Alors, on pourrait rester figer dans la position historique des années 60, ou, donc , s’attarder sur le choc des génération, ou encore se dire qu’il en est de même aujourd’hui avec les « banlieues » un espace et un temps dont nous avons une image tronquée et que les acteurs doivent vivre de manière bien plus foutraque que cette version aseptisée pour personnel en cravate devant la machine à café du lundi matin. De ces points de vues, ce livre est une réussite, on plonge dans ce maelstrom avec réticence avant de s’apercevoir que le manque de contrepoint (encore une fois la jeune fille n’intervient que peu, ce qui montre qu’un témoignage a besoin d’être reçu, écouté pour exister, transmettre la parole c’est écouter la parole) délivre le livre d’un poids éthique et moral. Difficile de voir une parabole autre que formelle (le fond rejoignant la forme), difficile de s’attarder sur des pans sociaux ou sur des fresques passionnelles, rester au cœur de la subjectivité c’est éviter les contours généralisant, et c’est tant mieux.

Reste pourtant ce malaise palpable. A la paranoïa des années 60, à cette fuite en avant dans l’idéologie, à ce besoin de certitude dans l’action répond un récit morcelé, sommaire et pitoyable. Pitoyable, parce qu’on prend en pitié le narrateur, parce qu’il n’est plus apte à s’imaginer un futur, ni à être là dans le présent.

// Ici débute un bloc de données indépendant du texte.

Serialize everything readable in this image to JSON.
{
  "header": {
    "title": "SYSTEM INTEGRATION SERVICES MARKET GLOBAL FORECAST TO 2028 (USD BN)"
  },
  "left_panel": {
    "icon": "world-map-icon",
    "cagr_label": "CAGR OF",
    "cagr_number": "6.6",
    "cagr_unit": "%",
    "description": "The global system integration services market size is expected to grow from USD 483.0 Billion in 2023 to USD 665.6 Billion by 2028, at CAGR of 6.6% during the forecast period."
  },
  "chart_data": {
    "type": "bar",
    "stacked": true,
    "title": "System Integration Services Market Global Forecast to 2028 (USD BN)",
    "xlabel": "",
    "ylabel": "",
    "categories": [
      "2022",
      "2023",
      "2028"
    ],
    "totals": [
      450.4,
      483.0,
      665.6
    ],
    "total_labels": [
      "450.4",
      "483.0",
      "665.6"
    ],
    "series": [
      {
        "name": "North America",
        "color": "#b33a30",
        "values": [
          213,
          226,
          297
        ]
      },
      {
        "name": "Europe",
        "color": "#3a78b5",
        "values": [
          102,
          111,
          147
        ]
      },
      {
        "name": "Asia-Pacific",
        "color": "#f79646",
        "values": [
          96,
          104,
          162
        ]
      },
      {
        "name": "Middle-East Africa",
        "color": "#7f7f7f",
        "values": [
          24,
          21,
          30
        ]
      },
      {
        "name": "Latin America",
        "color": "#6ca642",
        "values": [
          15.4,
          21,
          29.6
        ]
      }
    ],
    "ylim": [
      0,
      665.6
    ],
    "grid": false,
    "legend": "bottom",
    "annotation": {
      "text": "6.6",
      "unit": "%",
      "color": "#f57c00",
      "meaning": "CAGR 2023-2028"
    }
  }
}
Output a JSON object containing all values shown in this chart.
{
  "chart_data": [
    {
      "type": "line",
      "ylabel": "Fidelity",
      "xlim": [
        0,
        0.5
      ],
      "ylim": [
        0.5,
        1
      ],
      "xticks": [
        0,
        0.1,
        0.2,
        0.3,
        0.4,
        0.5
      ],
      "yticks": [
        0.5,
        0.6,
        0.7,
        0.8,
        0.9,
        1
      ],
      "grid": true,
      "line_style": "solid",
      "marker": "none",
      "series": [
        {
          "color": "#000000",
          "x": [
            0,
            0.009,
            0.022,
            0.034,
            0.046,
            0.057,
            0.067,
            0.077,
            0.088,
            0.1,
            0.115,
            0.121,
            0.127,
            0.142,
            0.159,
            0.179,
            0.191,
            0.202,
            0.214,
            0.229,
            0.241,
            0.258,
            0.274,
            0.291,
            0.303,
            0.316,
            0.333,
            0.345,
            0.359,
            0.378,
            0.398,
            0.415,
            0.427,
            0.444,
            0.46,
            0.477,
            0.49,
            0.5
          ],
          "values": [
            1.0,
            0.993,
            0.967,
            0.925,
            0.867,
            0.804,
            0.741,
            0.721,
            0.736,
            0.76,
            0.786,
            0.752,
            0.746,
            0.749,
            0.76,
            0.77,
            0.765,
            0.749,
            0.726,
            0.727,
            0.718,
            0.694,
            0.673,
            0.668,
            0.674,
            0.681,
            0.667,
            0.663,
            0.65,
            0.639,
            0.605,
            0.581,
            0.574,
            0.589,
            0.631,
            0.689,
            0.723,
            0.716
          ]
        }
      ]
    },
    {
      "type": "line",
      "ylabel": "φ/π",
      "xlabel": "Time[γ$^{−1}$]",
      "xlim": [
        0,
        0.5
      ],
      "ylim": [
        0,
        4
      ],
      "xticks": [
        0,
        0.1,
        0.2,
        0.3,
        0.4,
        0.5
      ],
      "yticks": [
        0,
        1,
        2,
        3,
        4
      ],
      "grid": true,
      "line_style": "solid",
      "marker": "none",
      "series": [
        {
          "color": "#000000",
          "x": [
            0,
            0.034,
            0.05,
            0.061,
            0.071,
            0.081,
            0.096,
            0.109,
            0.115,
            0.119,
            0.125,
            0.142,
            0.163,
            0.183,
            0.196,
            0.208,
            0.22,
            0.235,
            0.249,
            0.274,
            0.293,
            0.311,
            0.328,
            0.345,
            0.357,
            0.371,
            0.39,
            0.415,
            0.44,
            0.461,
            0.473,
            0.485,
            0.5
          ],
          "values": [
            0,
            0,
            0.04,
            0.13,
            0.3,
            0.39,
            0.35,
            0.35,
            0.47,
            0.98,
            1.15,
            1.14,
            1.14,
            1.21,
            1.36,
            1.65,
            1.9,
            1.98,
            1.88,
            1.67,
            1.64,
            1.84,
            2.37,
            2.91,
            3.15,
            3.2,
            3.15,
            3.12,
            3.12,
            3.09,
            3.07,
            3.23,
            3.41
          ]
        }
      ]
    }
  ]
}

Bien sûr il se fustige, fustige la société aussi bien que sa génération ou celle d’après ou celle à venir, mais il n’y a pas cette dose de cynisme cruel et acide des romans noirs et lucides qui nous plaisent, il n’y a pas non plus cette subtilité de l’introspection psychologique ou cette mise en perspective sociale et historique ou ce recul de l’écriture que peut apporter l’écriture, il y a ce témoignage trop formel pour être de l’art brut, trop personnel pour qu’on le fasse notre, cette amertume de l’impuissance passée et présente.

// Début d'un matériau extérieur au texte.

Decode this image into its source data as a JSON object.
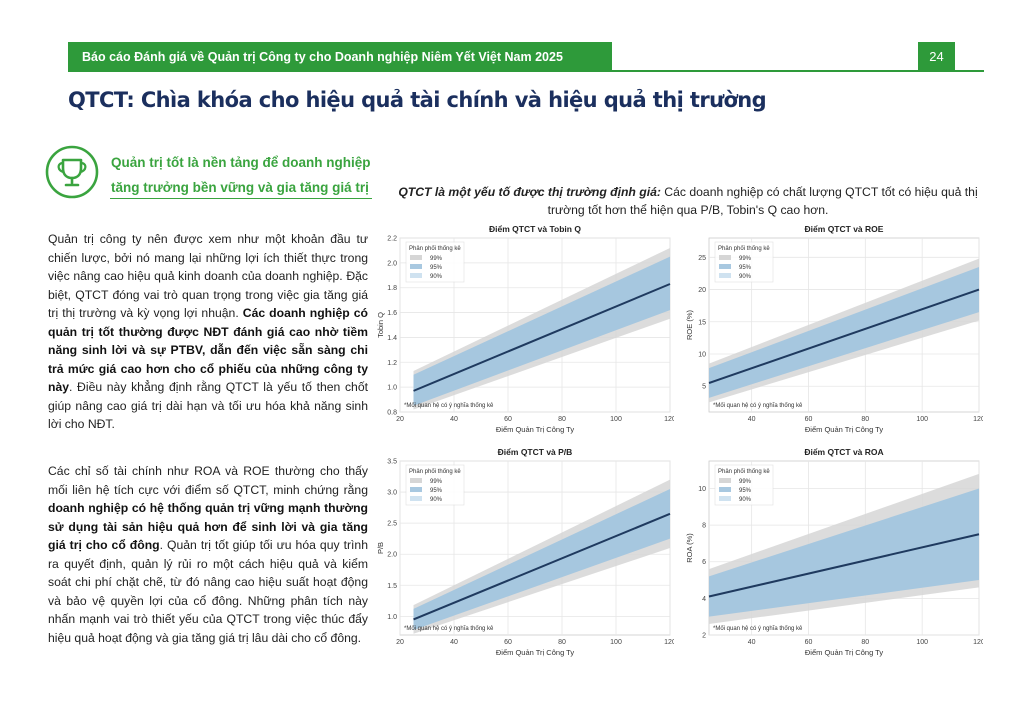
{
  "header": {
    "title": "Báo cáo Đánh giá về Quản trị Công ty cho Doanh nghiệp Niêm Yết Việt Nam 2025",
    "page_number": "24"
  },
  "main_title": "QTCT: Chìa khóa cho hiệu quả tài chính và hiệu quả thị trường",
  "callout": {
    "icon": "trophy-icon",
    "line1": "Quản trị tốt là nền tảng để doanh nghiệp",
    "line2": "tăng trưởng bền vững và gia tăng giá trị"
  },
  "paragraph1": {
    "part1": "Quản trị công ty nên được xem như một khoản đầu tư chiến lược, bởi nó mang lại những lợi ích thiết thực trong việc nâng cao hiệu quả kinh doanh của doanh nghiệp. Đặc biệt, QTCT đóng vai trò quan trọng trong việc gia tăng giá trị thị trường và kỳ vọng lợi nhuận. ",
    "bold": "Các doanh nghiệp có quản trị tốt thường được NĐT đánh giá cao nhờ tiềm năng sinh lời và sự PTBV, dẫn đến việc sẵn sàng chi trả mức giá cao hơn cho cổ phiếu của những công ty này",
    "part2": ". Điều này khẳng định rằng QTCT là yếu tố then chốt giúp nâng cao giá trị dài hạn và tối ưu hóa khả năng sinh lời cho NĐT."
  },
  "paragraph2": {
    "part1": "Các chỉ số tài chính như ROA và ROE thường cho thấy mối liên hệ tích cực với điểm số QTCT, minh chứng rằng ",
    "bold": "doanh nghiệp có hệ thống quản trị vững mạnh thường sử dụng tài sản hiệu quả hơn để sinh lời và gia tăng giá trị cho cổ đông",
    "part2": ". Quản trị tốt giúp tối ưu hóa quy trình ra quyết định, quản lý rủi ro một cách hiệu quả và kiểm soát chi phí chặt chẽ, từ đó nâng cao hiệu suất hoạt động và bảo vệ quyền lợi của cổ đông. Những phân tích này nhấn mạnh vai trò thiết yếu của QTCT trong việc thúc đẩy hiệu quả hoạt động và gia tăng giá trị lâu dài cho cổ đông."
  },
  "figure_caption": {
    "lead": "QTCT là một yếu tố được thị trường định giá:",
    "rest": " Các doanh nghiệp có chất lượng QTCT tốt có hiệu quả thị trường tốt hơn thể hiện qua P/B, Tobin's Q cao hơn."
  },
  "legend": {
    "title": "Phân phối thống kê",
    "items": [
      "99%",
      "95%",
      "90%"
    ],
    "colors": [
      "#d6d6d6",
      "#a8c8e0",
      "#cfe2f0"
    ]
  },
  "colors": {
    "brand_green": "#2e9a3a",
    "title_navy": "#1b2f5e",
    "line": "#1f3a5f",
    "band": "#9cc3df"
  },
  "chart_data": [
    {
      "type": "line",
      "title": "Điểm QTCT và Tobin Q",
      "xlabel": "Điểm Quản Trị Công Ty",
      "ylabel": "Tobin Q",
      "xlim": [
        20,
        120
      ],
      "ylim": [
        0.8,
        2.2
      ],
      "xticks": [
        20,
        40,
        60,
        80,
        100,
        120
      ],
      "yticks": [
        0.8,
        1.0,
        1.2,
        1.4,
        1.6,
        1.8,
        2.0,
        2.2
      ],
      "x": [
        25,
        120
      ],
      "y": [
        0.97,
        1.83
      ],
      "band_95": {
        "low": [
          0.85,
          1.62
        ],
        "high": [
          1.1,
          2.05
        ]
      },
      "band_99": {
        "low": [
          0.82,
          1.55
        ],
        "high": [
          1.13,
          2.12
        ]
      },
      "note": "*Mối quan hệ có ý nghĩa thống kê"
    },
    {
      "type": "line",
      "title": "Điểm QTCT và ROE",
      "xlabel": "Điểm Quản Trị Công Ty",
      "ylabel": "ROE (%)",
      "xlim": [
        25,
        120
      ],
      "ylim": [
        1,
        28
      ],
      "xticks": [
        40,
        60,
        80,
        100,
        120
      ],
      "yticks": [
        5,
        10,
        15,
        20,
        25
      ],
      "x": [
        25,
        120
      ],
      "y": [
        5.5,
        20.0
      ],
      "band_95": {
        "low": [
          3.2,
          16.5
        ],
        "high": [
          7.8,
          23.5
        ]
      },
      "band_99": {
        "low": [
          2.5,
          15.2
        ],
        "high": [
          8.5,
          24.8
        ]
      },
      "note": "*Mối quan hệ có ý nghĩa thống kê"
    },
    {
      "type": "line",
      "title": "Điểm QTCT và P/B",
      "xlabel": "Điểm Quản Trị Công Ty",
      "ylabel": "P/B",
      "xlim": [
        20,
        120
      ],
      "ylim": [
        0.7,
        3.5
      ],
      "xticks": [
        20,
        40,
        60,
        80,
        100,
        120
      ],
      "yticks": [
        1.0,
        1.5,
        2.0,
        2.5,
        3.0,
        3.5
      ],
      "x": [
        25,
        120
      ],
      "y": [
        0.95,
        2.65
      ],
      "band_95": {
        "low": [
          0.78,
          2.25
        ],
        "high": [
          1.12,
          3.05
        ]
      },
      "band_99": {
        "low": [
          0.72,
          2.1
        ],
        "high": [
          1.18,
          3.2
        ]
      },
      "note": "*Mối quan hệ có ý nghĩa thống kê"
    },
    {
      "type": "line",
      "title": "Điểm QTCT và ROA",
      "xlabel": "Điểm Quản Trị Công Ty",
      "ylabel": "ROA (%)",
      "xlim": [
        25,
        120
      ],
      "ylim": [
        2,
        11.5
      ],
      "xticks": [
        40,
        60,
        80,
        100,
        120
      ],
      "yticks": [
        2,
        4,
        6,
        8,
        10
      ],
      "x": [
        25,
        120
      ],
      "y": [
        4.1,
        7.5
      ],
      "band_95": {
        "low": [
          3.0,
          5.0
        ],
        "high": [
          5.2,
          10.0
        ]
      },
      "band_99": {
        "low": [
          2.6,
          4.6
        ],
        "high": [
          5.6,
          10.8
        ]
      },
      "note": "*Mối quan hệ có ý nghĩa thống kê"
    }
  ]
}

Ce livre revient à rentrer dans une supérette de quartier et à y croiser quelques vieilles personnes en mal de parole, quelques indigents sociaux, des jeunes en perdition, un caissier qui offre le café et le croissant tous les matins, c’est afficher un sourire au goût amer, parce qu’on s’y sent bien, qu’on y est reconnu, que cette misère n’a rien de honteux mais qu’ici et maintenant elle en dit long sur le peu de lien social qui nous reste.